Acheter au plus bas, vendre au plus haut. Rêve ultime de l’investisseur. Mais quête improbable dans les faits, tant le marché se plaît à toujours déjouer les évidences. À défaut de viser la perfection, on peut espérer s’en approcher, dans certains cas. C’est, semble-t-il, l’ambition de quelques analystes, parmi les plus téméraires, qui dès le début du mois d’octobre annonçaient un retour en grâce des actions des firmes technologiques à l’horizon 2023. « Vous n’achèterez jamais le bottom, c’est la règle numéro un à connaître », sourit Timothy Skiendzielewski, directeur des investissements chez abrdn, qui croit aussi au rebond des actions technologiques dès l’année prochaine.
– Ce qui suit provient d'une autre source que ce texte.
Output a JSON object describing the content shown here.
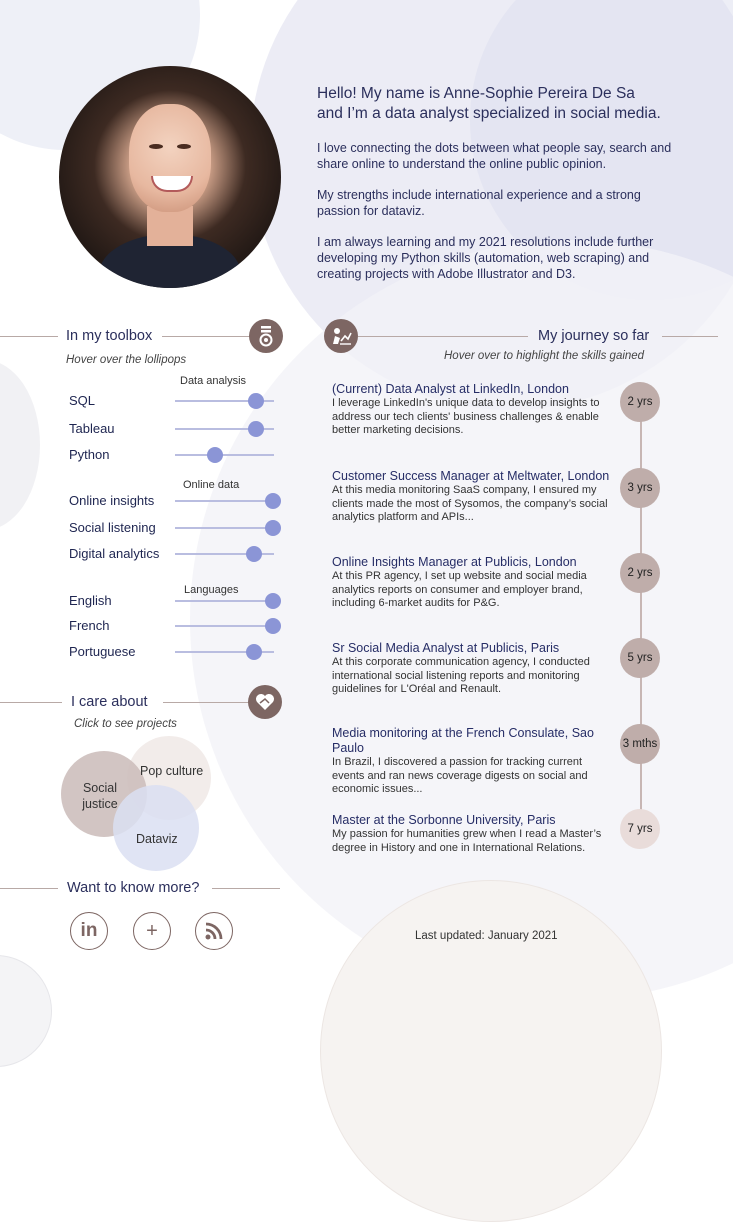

Citigroup fait partie des premiers établissements à s’être positionnés officiellement en ce sens, prenant toutefois soin de préciser que les mois à venir n’auraient rien d’un long fleuve tranquille et seraient marqués par une forte volatilité. Le prix à payer, en quelque sorte. 

« Les fondamentaux sont très positifs, les price-earnings ratios des firmes technologiques ont chuté à des niveaux exceptionnellement bas depuis dix ans (ndlr : le price- earnings ratio, ou PER, se calcule en divisant le prix de l’action d’une société  par ses bénéfices, une valeur faible indiquant en principe une action bon marché), nous disait au début novembre Anthony Ginsberg, CEO de GinsGlobal Index Funds, tandis que nous commencions à préparer le dossier de ce numéro. Il conseillait alors aux investisseurs de long terme de commencer à entrer progressivement sur ce marché, sous peine de rater les premiers 10% ou 20% du rebond à venir : « Avec une inflation au-dessus de 8% aux États-Unis, la situation reste tendue, notait-il, mais je pense qu’une inversion de tendance aura lieu lorsque l’on approchera des 7%. » Quelques jours plus tard, le 9 novembre, les chiffres américains de l’inflation tombaient, meilleurs qu’attendus (7,7%), provoquant un rebond des marchés. Le Nasdaq-100, l’indice des valeurs technologiques américaines, se distinguait tout particulièrement en affichant une hausse proche de 10% le jour même.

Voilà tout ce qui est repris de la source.